Peeking into a well-lit workshop I see a man working on TONTO — The Original New Timbral Orchestra — an arcing wooden console with dangling wires plus dozens of metallic dials and buttons. The largest analogue synthesiser in the world would be way too big to fit in my living room. It was created in 1968 and features on several notable albums, including ones by Stevie Wonder and Bobby Womack.
Wandering through the National Music Centre I notice that galleries are, fittingly, termed stages. In one I pause while a woman plays a Kimball Organ dating from 1924. Her thumping rendition of The Imperial March, from Star Wars, impresses gathered kids and makes my neck hairs stand to attention like storm troopers in Darth Vader’s presence.
I head to the Canadian Music Hall of Fame, whose inductees include Alanis Morissette and Bryan Adams. Then I meander through the Canadian Country Music Hall of Fame Collection and Canadian Songwriters Hall of Fame, pausing to read about the works of Neil Young, Paul Anka, and Leonard Cohen.
After singing, karaoke-style, in a sound-proofed box — probably the safest place for my shaky rendition — I walk to the opposite wing and listen to local youngsters jamming. The National Music Centre is, I discover, a hub for community-based activities.

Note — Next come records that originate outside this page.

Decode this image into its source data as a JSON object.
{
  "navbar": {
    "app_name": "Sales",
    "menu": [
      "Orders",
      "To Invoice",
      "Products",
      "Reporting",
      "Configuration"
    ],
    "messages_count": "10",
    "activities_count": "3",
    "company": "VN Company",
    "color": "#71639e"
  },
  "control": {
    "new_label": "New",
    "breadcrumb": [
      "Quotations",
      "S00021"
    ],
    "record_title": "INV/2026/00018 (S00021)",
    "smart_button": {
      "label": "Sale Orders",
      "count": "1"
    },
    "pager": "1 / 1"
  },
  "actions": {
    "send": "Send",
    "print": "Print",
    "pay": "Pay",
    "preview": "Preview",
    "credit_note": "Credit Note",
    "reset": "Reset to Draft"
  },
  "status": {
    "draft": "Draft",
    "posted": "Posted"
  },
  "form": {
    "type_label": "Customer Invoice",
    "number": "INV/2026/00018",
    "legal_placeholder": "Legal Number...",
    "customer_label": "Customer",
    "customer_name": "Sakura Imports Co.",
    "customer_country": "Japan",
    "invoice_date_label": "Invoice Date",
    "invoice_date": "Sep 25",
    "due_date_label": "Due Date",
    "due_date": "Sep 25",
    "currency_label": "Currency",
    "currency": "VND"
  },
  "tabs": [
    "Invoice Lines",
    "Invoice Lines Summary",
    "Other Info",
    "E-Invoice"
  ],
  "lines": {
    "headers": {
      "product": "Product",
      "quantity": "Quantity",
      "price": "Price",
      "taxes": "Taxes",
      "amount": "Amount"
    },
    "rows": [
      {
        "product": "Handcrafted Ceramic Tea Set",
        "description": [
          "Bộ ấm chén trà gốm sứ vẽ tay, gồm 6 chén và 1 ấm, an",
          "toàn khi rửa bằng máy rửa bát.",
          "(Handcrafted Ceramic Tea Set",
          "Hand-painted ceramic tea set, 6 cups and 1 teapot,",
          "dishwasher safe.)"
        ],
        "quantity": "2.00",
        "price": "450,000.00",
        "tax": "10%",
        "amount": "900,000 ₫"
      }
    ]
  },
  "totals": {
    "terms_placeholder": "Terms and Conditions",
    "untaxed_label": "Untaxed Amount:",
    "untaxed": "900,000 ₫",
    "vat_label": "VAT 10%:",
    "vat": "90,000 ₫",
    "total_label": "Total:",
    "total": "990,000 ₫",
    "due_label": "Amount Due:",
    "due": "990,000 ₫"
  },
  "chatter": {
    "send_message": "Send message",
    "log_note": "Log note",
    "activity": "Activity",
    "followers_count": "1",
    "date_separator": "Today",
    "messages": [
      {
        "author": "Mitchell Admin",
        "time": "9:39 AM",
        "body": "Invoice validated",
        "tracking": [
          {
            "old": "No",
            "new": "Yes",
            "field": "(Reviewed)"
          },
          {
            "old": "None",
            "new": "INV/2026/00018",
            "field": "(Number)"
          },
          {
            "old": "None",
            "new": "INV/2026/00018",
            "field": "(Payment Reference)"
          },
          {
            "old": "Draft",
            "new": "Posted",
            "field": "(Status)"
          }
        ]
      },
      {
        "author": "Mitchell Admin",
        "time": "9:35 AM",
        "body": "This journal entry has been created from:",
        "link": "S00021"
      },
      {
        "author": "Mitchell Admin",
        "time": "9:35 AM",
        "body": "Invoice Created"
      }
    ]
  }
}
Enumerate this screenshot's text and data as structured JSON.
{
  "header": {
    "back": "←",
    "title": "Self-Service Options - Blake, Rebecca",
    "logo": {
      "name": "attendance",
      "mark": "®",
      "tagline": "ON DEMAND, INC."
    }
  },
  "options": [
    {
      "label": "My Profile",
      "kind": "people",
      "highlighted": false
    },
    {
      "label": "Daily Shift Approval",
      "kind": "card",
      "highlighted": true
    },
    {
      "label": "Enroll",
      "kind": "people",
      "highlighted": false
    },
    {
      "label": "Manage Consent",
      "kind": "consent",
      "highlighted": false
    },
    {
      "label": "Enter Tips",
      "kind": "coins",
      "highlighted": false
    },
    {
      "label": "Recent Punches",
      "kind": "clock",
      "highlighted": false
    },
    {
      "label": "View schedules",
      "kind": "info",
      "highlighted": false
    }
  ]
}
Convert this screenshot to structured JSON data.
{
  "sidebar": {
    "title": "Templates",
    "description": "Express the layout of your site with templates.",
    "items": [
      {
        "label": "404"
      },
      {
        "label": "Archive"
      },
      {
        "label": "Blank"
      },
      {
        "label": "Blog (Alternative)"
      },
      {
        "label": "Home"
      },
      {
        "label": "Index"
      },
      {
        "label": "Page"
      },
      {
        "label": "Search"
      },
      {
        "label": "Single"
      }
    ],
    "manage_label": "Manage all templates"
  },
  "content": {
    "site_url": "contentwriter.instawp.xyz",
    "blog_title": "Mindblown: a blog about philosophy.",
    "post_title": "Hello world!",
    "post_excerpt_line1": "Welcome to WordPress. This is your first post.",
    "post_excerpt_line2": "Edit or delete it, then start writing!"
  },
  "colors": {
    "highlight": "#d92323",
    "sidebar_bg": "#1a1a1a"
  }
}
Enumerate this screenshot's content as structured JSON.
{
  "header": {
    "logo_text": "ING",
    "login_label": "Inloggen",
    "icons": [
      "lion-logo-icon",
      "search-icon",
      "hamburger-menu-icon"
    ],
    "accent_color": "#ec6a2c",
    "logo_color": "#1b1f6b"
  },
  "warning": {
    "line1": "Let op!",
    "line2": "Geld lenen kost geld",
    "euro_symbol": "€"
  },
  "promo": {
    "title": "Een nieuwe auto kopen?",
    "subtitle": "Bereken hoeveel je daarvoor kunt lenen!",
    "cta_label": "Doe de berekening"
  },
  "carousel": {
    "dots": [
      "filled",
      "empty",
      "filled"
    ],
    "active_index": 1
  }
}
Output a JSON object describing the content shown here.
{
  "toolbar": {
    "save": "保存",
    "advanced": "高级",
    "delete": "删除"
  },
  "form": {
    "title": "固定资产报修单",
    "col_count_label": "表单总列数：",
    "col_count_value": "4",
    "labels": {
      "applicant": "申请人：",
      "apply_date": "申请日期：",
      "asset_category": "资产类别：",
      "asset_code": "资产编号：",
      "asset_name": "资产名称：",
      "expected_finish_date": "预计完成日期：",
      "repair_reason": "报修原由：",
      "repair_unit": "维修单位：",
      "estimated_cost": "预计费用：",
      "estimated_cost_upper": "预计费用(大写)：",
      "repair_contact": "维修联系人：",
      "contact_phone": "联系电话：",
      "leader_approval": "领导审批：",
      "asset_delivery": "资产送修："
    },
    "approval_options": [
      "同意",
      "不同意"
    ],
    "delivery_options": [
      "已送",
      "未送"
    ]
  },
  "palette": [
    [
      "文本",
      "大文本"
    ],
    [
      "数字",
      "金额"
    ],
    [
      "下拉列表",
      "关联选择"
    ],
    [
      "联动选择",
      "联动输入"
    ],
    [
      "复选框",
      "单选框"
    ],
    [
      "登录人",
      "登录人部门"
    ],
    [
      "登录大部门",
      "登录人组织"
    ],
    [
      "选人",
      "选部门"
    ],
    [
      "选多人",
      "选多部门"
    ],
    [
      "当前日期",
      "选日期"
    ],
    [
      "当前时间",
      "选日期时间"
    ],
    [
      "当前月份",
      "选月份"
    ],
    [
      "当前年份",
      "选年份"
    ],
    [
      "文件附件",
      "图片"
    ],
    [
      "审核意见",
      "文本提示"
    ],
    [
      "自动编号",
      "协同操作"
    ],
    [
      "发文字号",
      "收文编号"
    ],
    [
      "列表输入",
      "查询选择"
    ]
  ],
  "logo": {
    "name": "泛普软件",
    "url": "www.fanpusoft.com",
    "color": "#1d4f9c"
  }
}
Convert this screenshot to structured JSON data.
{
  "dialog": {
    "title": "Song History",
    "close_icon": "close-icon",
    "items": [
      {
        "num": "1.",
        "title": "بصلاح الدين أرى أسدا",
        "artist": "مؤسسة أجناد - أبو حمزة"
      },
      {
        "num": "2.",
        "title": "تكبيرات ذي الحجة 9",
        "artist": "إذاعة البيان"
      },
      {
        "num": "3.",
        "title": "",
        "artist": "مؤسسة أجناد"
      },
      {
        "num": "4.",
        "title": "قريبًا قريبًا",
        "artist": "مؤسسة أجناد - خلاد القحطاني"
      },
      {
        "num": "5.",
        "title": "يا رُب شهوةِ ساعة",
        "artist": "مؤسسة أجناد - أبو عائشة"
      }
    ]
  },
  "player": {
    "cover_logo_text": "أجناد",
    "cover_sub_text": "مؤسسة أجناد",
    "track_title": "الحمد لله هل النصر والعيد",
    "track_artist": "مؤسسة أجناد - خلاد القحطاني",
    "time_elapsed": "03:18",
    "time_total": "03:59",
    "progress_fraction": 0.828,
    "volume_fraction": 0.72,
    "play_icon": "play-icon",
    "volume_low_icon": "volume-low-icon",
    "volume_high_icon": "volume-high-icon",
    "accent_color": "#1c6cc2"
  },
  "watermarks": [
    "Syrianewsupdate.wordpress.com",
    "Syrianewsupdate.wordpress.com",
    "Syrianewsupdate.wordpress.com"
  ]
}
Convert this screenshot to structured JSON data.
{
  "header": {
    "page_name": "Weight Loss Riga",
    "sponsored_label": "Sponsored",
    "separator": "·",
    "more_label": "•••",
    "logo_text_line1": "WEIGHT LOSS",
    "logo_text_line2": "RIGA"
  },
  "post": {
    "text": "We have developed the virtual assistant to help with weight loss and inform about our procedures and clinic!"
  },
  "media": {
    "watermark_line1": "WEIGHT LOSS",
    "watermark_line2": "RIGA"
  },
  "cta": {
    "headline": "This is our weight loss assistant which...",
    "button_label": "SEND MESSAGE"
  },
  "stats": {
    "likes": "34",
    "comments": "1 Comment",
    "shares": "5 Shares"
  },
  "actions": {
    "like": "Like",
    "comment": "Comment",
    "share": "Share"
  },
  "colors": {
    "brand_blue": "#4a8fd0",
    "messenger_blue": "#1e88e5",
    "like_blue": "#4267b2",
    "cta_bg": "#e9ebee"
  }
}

Jason leads me to the ground floor of the building where a large blue truck stands, parked indoors, bearing the words ‘The Aims Project’. A red tongue and lips logo is emblazoned on one of its interior doors, a legacy of its use as The Rolling Stones mobile recording studio
Crossing the street, I notice sections of the broad footpath have been surfaced with briquettes, landscaped with trees and metallic shapes, and lined with wooden benches. I contemplate sitting there after grabbing a coffee from Phil and Sebastian, an artisanal coffee roaster, and a bite to eat from the Citizen Sidewalk Bakery. They are based in the nearby Simmons Building, a former mattress whose brickwork façade still bears hand-painted signs attesting its former use. Once inside I’m tempted by a burger and an Albertan beer at Charbar, whose chef is Jessica Pelland, a winner of the Chopped Canada reality cooking show.
Fortified, I continue along the RiverWalk, a trail that’s popular with joggers and cyclists. Resisting the temptation to cross the George C. King Bridge and explore St Patrick’s Island, which splits the flow of the Bow River, I head to Fort Calgary. A Canadian flag flutters above the National Historic Site. Red pillars and lights — elements of the work Markings by sculptor Jill Anholt — outline the site settled by the North-West Mounted Police back in 1875.
Seeing that makes me realise the East Village is Calgary’s birthplace. Turning, I observe the city’s high-rise skyline silhouetted under a golden sky. I stride along 9th Avenue SE and, like so many of Alberta’s early settlers, go west.